Published on | Prices Last Reviewed for Freshness: March 2026
Written by Alec Pow - Economic & Pricing Investigator | Content Reviewed by CFA Alexander Popinker

Epic riding in TBC is the point where your character upgrades to the fast ground speed tier, which makes questing routes, dungeon runs, and city travel feel less sluggish. Most players remember it as a big gold sink because the trainer fee is the expensive part, and the mount purchase is a separate (smaller) line item.

In TBC-era systems, “epic riding” is shorthand for the fast ground tier (100% movement speed on ground mounts). The common label you’ll see tied to that tier is Journeyman Riding, which is the riding skill purchase you make at a trainer.

What trips people up is that riding is not the same as owning the mount. You can pay for the skill and still need to buy a mount item from a vendor, or obtain a mount through another route. So the typical “epic riding” budget is two lines: (1) the riding skill fee, and (2) the mount cost. If you already have a compatible epic mount through a special source or a transition event, your outlay may be different.

All prices below are in gold (g), World of Warcraft’s in-game currency.

Epic riding is mostly about paying the trainer fee, then picking up the actual mount.

Important numbers

  • Journeyman Riding (100% ground speed) is commonly listed at 600g for the training purchase.
  • A fast ground mount is commonly listed around 90g as a separate vendor line item before discounts.
  • On some TBC Anniversary-era rule summaries, the 100% ground milestone is described as about 700g total for a new 100% mount setup (skill plus mount), rather than the older “about 690g” split.
  • Vendor discount tiers are commonly summarized as 5%, 10%, 15%, and 20% from Friendly through Exalted.
  • Flying training is a separate budget from epic ground, with one guide listing 800g (slow flying) and 5,000g (fast flying) as training costs.

How much does epic riding cost in TBC?

Most players experience epic ground as “pay the skill, then buy the mount.” Using the common baseline split, that’s 600g for Journeyman Riding plus about 90g for the mount, for a simple total of 690g before discounts.

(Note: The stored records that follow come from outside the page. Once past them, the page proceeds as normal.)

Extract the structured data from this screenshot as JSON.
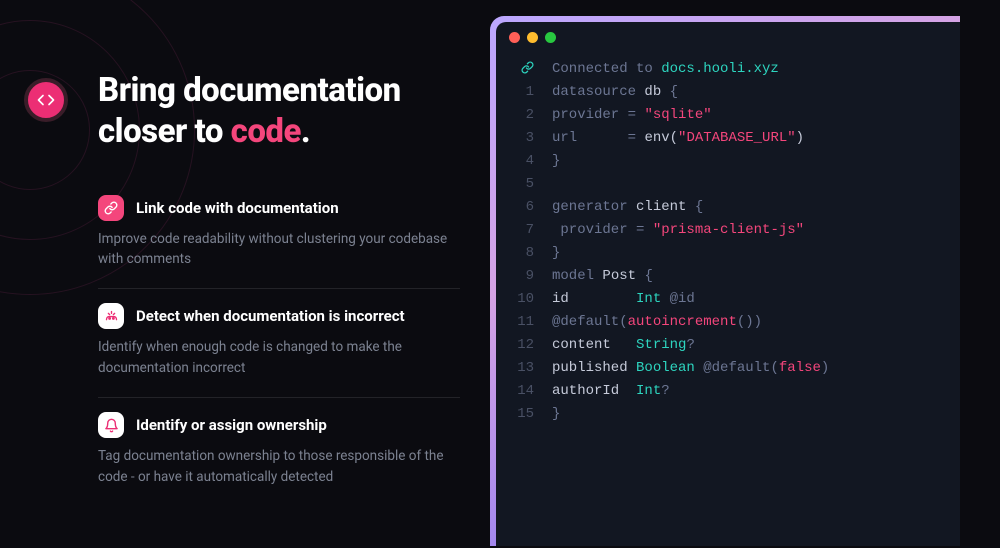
{
  "hero": {
    "title_pre": "Bring documentation closer to ",
    "title_accent": "code",
    "title_post": "."
  },
  "features": [
    {
      "icon": "link-icon",
      "title": "Link code with documentation",
      "desc": "Improve code readability without clustering your codebase with comments"
    },
    {
      "icon": "detect-icon",
      "title": "Detect when documentation is incorrect",
      "desc": "Identify when enough code is changed to make the documentation incorrect"
    },
    {
      "icon": "owner-icon",
      "title": "Identify or assign ownership",
      "desc": "Tag documentation ownership to those responsible of the code - or have it automatically detected"
    }
  ],
  "code": {
    "connected_pre": "Connected to ",
    "connected_host": "docs.hooli.xyz",
    "lines": [
      {
        "n": "1",
        "tokens": [
          [
            "kw",
            "datasource "
          ],
          [
            "id",
            "db "
          ],
          [
            "punc",
            "{"
          ]
        ]
      },
      {
        "n": "2",
        "tokens": [
          [
            "kw",
            "provider "
          ],
          [
            "eq",
            "= "
          ],
          [
            "str",
            "\"sqlite\""
          ]
        ]
      },
      {
        "n": "3",
        "tokens": [
          [
            "kw",
            "url      "
          ],
          [
            "eq",
            "= "
          ],
          [
            "id",
            "env("
          ],
          [
            "str",
            "\"DATABASE_URL\""
          ],
          [
            "id",
            ")"
          ]
        ]
      },
      {
        "n": "4",
        "tokens": [
          [
            "punc",
            "}"
          ]
        ]
      },
      {
        "n": "5",
        "tokens": []
      },
      {
        "n": "6",
        "tokens": [
          [
            "kw",
            "generator "
          ],
          [
            "id",
            "client "
          ],
          [
            "punc",
            "{"
          ]
        ]
      },
      {
        "n": "7",
        "tokens": [
          [
            "kw",
            " provider "
          ],
          [
            "eq",
            "= "
          ],
          [
            "str",
            "\"prisma-client-js\""
          ]
        ]
      },
      {
        "n": "8",
        "tokens": [
          [
            "punc",
            "}"
          ]
        ]
      },
      {
        "n": "9",
        "tokens": [
          [
            "kw",
            "model "
          ],
          [
            "id",
            "Post "
          ],
          [
            "punc",
            "{"
          ]
        ]
      },
      {
        "n": "10",
        "tokens": [
          [
            "id",
            "id        "
          ],
          [
            "type",
            "Int "
          ],
          [
            "attr",
            "@id"
          ]
        ]
      },
      {
        "n": "11",
        "tokens": [
          [
            "attr",
            "@default("
          ],
          [
            "fn",
            "autoincrement"
          ],
          [
            "attr",
            "())"
          ]
        ]
      },
      {
        "n": "12",
        "tokens": [
          [
            "id",
            "content   "
          ],
          [
            "type",
            "String"
          ],
          [
            "punc",
            "?"
          ]
        ]
      },
      {
        "n": "13",
        "tokens": [
          [
            "id",
            "published "
          ],
          [
            "type",
            "Boolean "
          ],
          [
            "attr",
            "@default("
          ],
          [
            "bool",
            "false"
          ],
          [
            "attr",
            ")"
          ]
        ]
      },
      {
        "n": "14",
        "tokens": [
          [
            "id",
            "authorId  "
          ],
          [
            "type",
            "Int"
          ],
          [
            "punc",
            "?"
          ]
        ]
      },
      {
        "n": "15",
        "tokens": [
          [
            "punc",
            "}"
          ]
        ]
      }
    ]
  },
  "colors": {
    "accent": "#f4467c",
    "teal": "#2dd4bf"
  }
}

However, some Anniversary-era summaries describe the 100% ground milestone as about 700g total for a new character setup (skill plus mount). That’s why you may see “690g” and “700g” both floating around: players are sometimes referencing different rulesets, patches, or summaries.

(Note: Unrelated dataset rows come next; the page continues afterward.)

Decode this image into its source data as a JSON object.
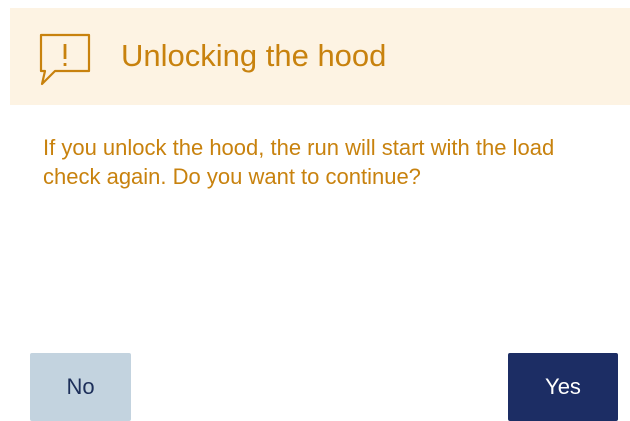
{
  "dialog": {
    "title": "Unlocking the hood",
    "message": "If you unlock the hood, the run will start with the load check again. Do you want to continue?",
    "icon": "warning-speech-bubble-icon",
    "no_label": "No",
    "yes_label": "Yes"
  },
  "colors": {
    "header_background": "#fdf3e3",
    "warning_text": "#c8820e",
    "secondary_button": "#c3d3df",
    "primary_button": "#1c2d64"
  }
}
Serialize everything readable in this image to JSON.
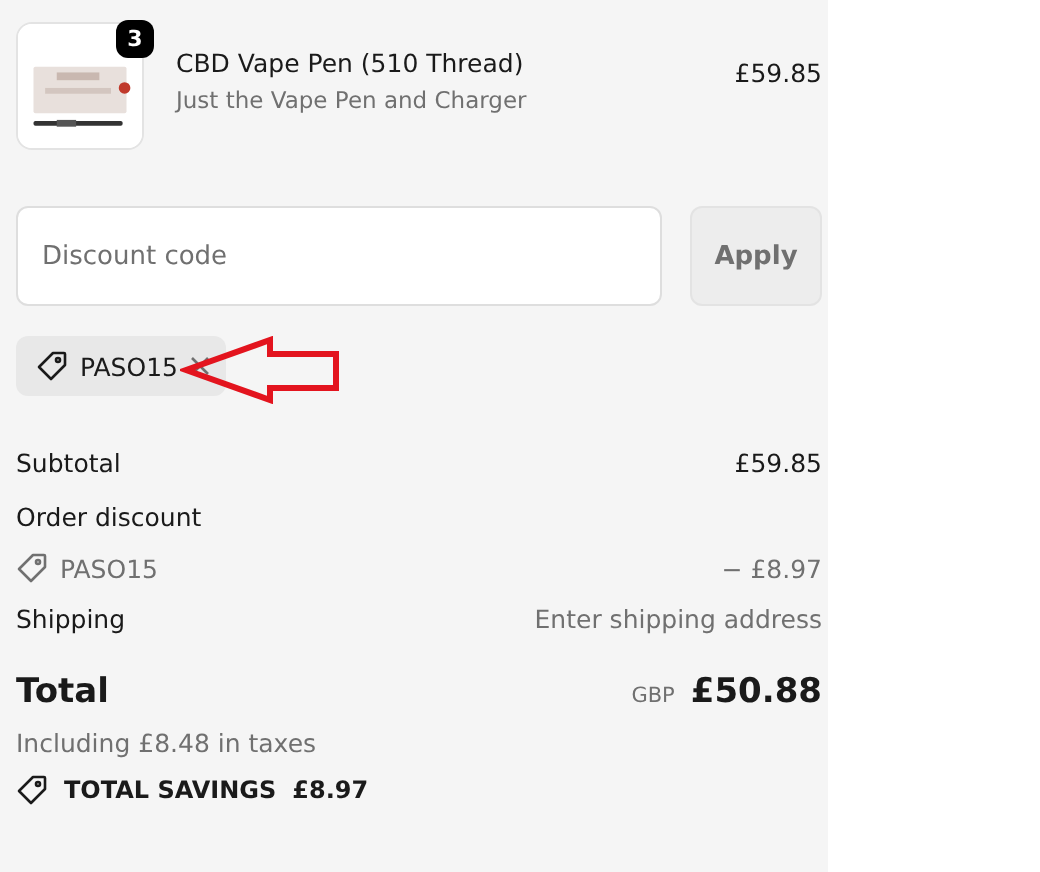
{
  "line_items": [
    {
      "quantity": "3",
      "title": "CBD Vape Pen (510 Thread)",
      "variant": "Just the Vape Pen and Charger",
      "price": "£59.85"
    }
  ],
  "discount": {
    "placeholder": "Discount code",
    "apply_button": "Apply"
  },
  "applied_codes": [
    {
      "code": "PASO15"
    }
  ],
  "summary": {
    "rows": [
      {
        "kind": "line",
        "label": "Subtotal",
        "value": "£59.85"
      },
      {
        "kind": "heading",
        "label": "Order discount"
      },
      {
        "kind": "code",
        "label": "PASO15",
        "value": "− £8.97"
      },
      {
        "kind": "note",
        "label": "Shipping",
        "value": "Enter shipping address"
      }
    ],
    "total": {
      "label": "Total",
      "currency": "GBP",
      "amount": "£50.88"
    },
    "taxes": "Including £8.48 in taxes",
    "savings": {
      "label": "TOTAL SAVINGS",
      "amount": "£8.97"
    }
  }
}
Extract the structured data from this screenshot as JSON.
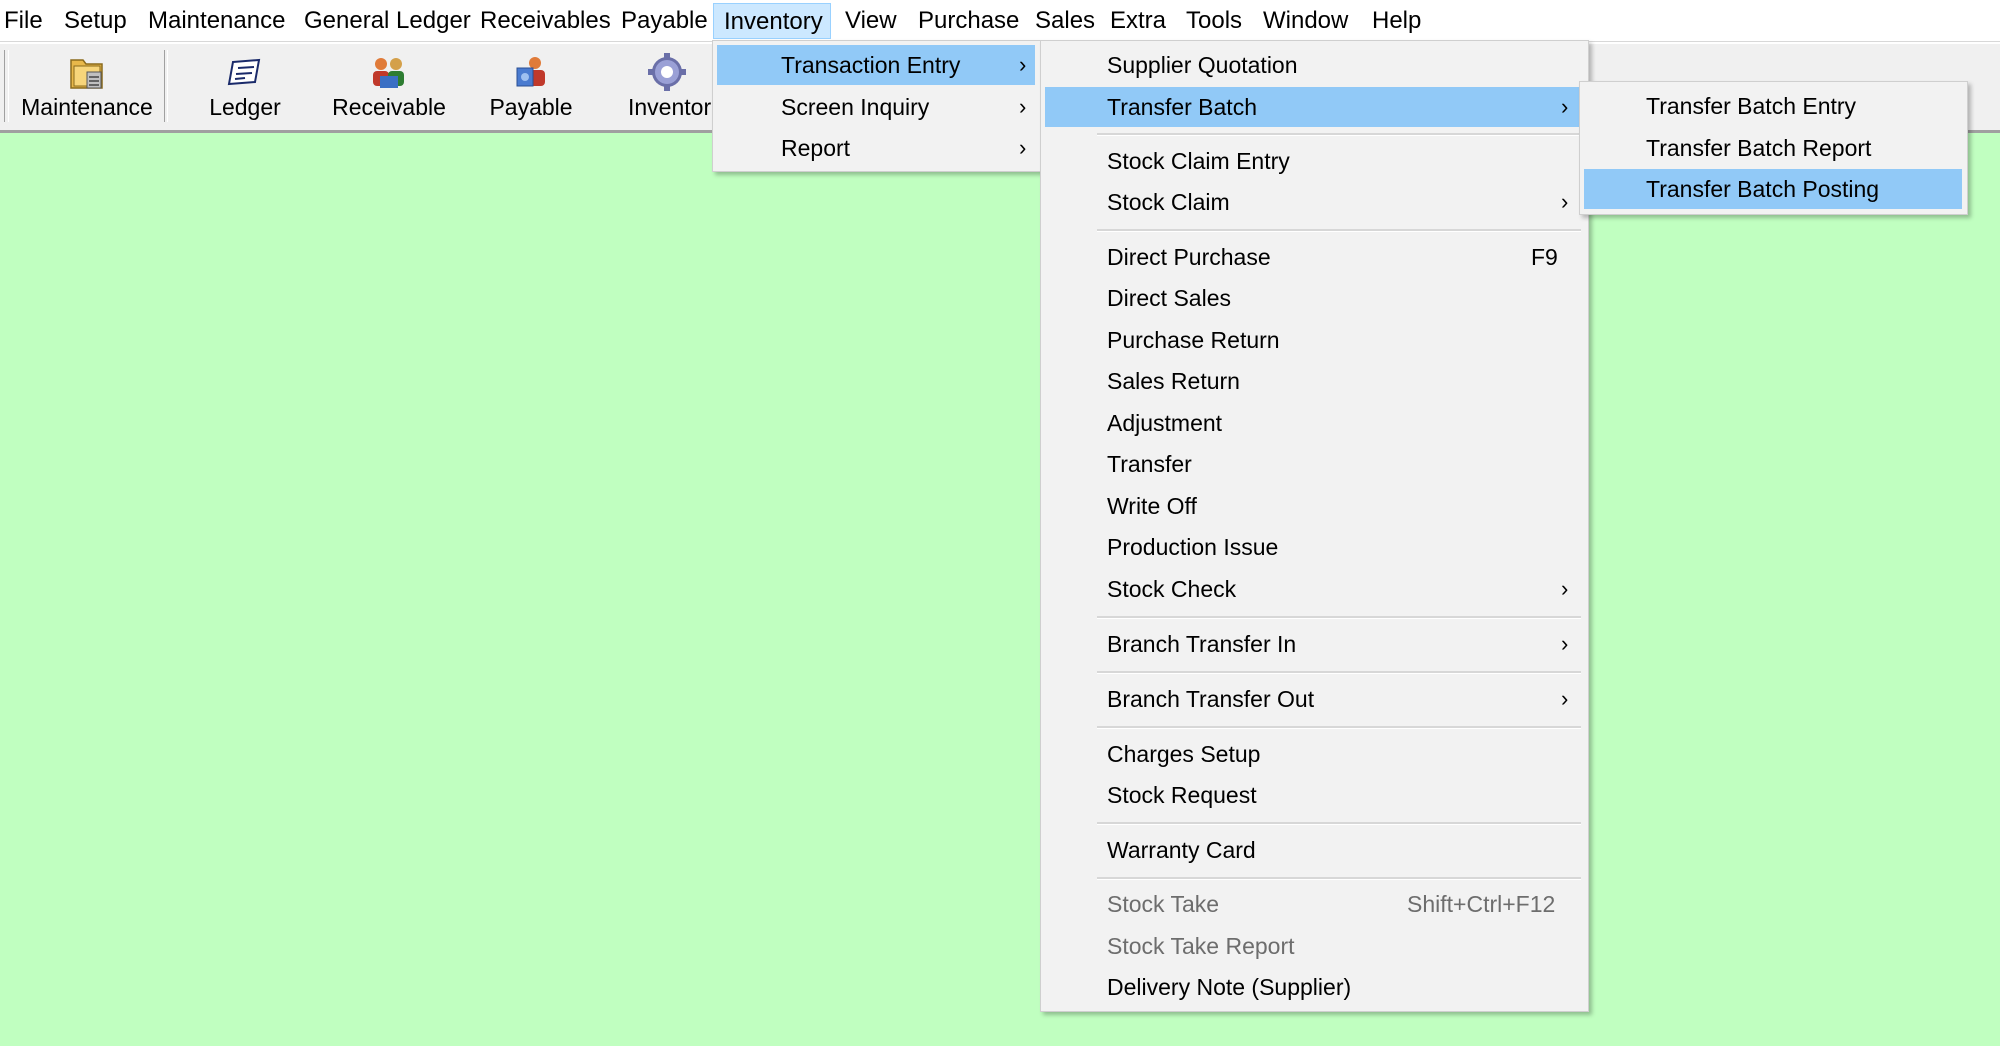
{
  "menubar": {
    "items": [
      {
        "label": "File"
      },
      {
        "label": "Setup"
      },
      {
        "label": "Maintenance"
      },
      {
        "label": "General Ledger"
      },
      {
        "label": "Receivables"
      },
      {
        "label": "Payable"
      },
      {
        "label": "Inventory"
      },
      {
        "label": "View"
      },
      {
        "label": "Purchase"
      },
      {
        "label": "Sales"
      },
      {
        "label": "Extra"
      },
      {
        "label": "Tools"
      },
      {
        "label": "Window"
      },
      {
        "label": "Help"
      }
    ],
    "active": "Inventory"
  },
  "toolbar": {
    "buttons": [
      {
        "label": "Maintenance",
        "icon": "folder-icon"
      },
      {
        "label": "Ledger",
        "icon": "ledger-icon"
      },
      {
        "label": "Receivable",
        "icon": "receivable-icon"
      },
      {
        "label": "Payable",
        "icon": "payable-icon"
      },
      {
        "label": "Inventor",
        "icon": "gear-icon"
      }
    ]
  },
  "inventory_menu": {
    "items": [
      {
        "label": "Transaction Entry"
      },
      {
        "label": "Screen Inquiry"
      },
      {
        "label": "Report"
      }
    ],
    "highlighted": "Transaction Entry"
  },
  "transaction_menu": {
    "items": [
      {
        "label": "Supplier Quotation"
      },
      {
        "label": "Transfer Batch"
      },
      {
        "label": "Stock Claim Entry"
      },
      {
        "label": "Stock Claim"
      },
      {
        "label": "Direct Purchase",
        "shortcut": "F9"
      },
      {
        "label": "Direct Sales"
      },
      {
        "label": "Purchase Return"
      },
      {
        "label": "Sales Return"
      },
      {
        "label": "Adjustment"
      },
      {
        "label": "Transfer"
      },
      {
        "label": "Write Off"
      },
      {
        "label": "Production Issue"
      },
      {
        "label": "Stock Check"
      },
      {
        "label": "Branch Transfer In"
      },
      {
        "label": "Branch Transfer Out"
      },
      {
        "label": "Charges Setup"
      },
      {
        "label": "Stock Request"
      },
      {
        "label": "Warranty Card"
      },
      {
        "label": "Stock Take",
        "shortcut": "Shift+Ctrl+F12",
        "disabled": true
      },
      {
        "label": "Stock Take Report",
        "disabled": true
      },
      {
        "label": "Delivery Note (Supplier)"
      }
    ],
    "highlighted": "Transfer Batch"
  },
  "transfer_batch_menu": {
    "items": [
      {
        "label": "Transfer Batch Entry"
      },
      {
        "label": "Transfer Batch Report"
      },
      {
        "label": "Transfer Batch Posting"
      }
    ],
    "highlighted": "Transfer Batch Posting"
  },
  "colors": {
    "background": "#c0ffc0",
    "menu_highlight": "#91c9f7",
    "menubar_active": "#cce8ff"
  }
}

Base prices for epic ground

If you’re budgeting from zero, the first thing to anchor is the trainer fee. The 600g skill purchase is usually the “big” gold sink for epic ground because it’s the part you can’t bypass just by shopping a different vendor.

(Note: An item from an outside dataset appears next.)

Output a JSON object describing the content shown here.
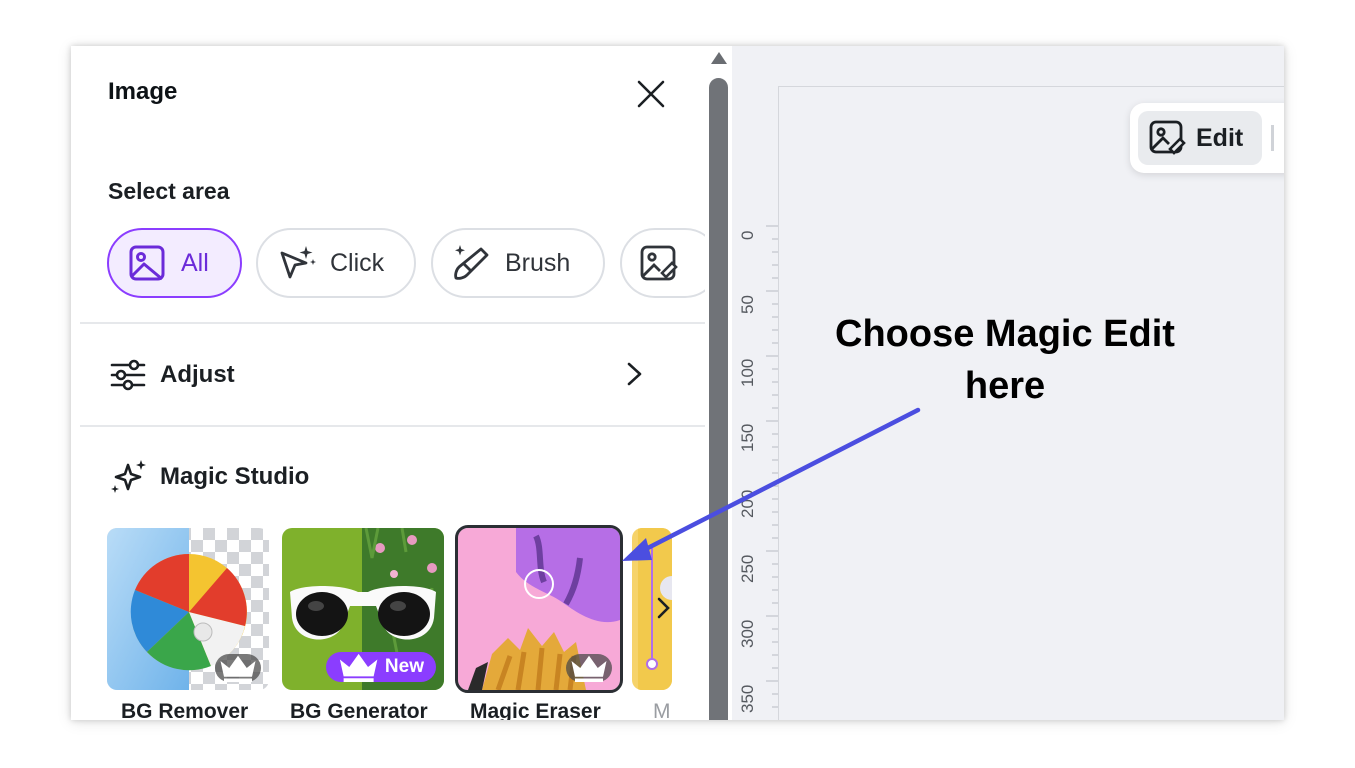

Then comes the mount purchase. The mount itself is typically a separate vendor line item (often discussed around 90g before reputation-based discounts). That’s why players often remember “epic riding” as “about 600g” even though the full checkout can be higher once the mount is included.

Reputation discounts

Discounts are where players can shave gold off the total, but the rules matter. A commonly cited discount schedule lists vendor discounts as 5% at Friendly, 10% at Honored, 15% at Revered, and 20% at Exalted. In practical terms, many players treat the mount purchase as the most reliably discountable piece because it is a straightforward vendor item tied to a city or faction mount vendor.

Training can be trickier depending on how the server’s version handles discounts, where you train, and what is counted as a faction-associated vendor purchase. The simplest way to budget is to assume discounts reduce the mount cost first, and treat any training discount as a bonus if it applies on your server.

Epic ground versus flying training

Players often mix up “epic riding” with “epic flying,” but they’re separate gold sinks. Flying training costs can dwarf epic ground. One commonly cited set of numbers for flying training is 800g for slow flying training and 5,000g for fast flying training, which is why many players treat epic ground as the earlier milestone and flying as the next big savings target.

Where to buy

Most epic ground purchases follow a simple path: train the riding skill at a riding trainer, then buy the mount from an appropriate vendor (often in your capital city or a faction hub). The catch is that the vendor you buy from can change whether discounts apply, and the trainer location can affect how discounts are handled depending on your server’s rules.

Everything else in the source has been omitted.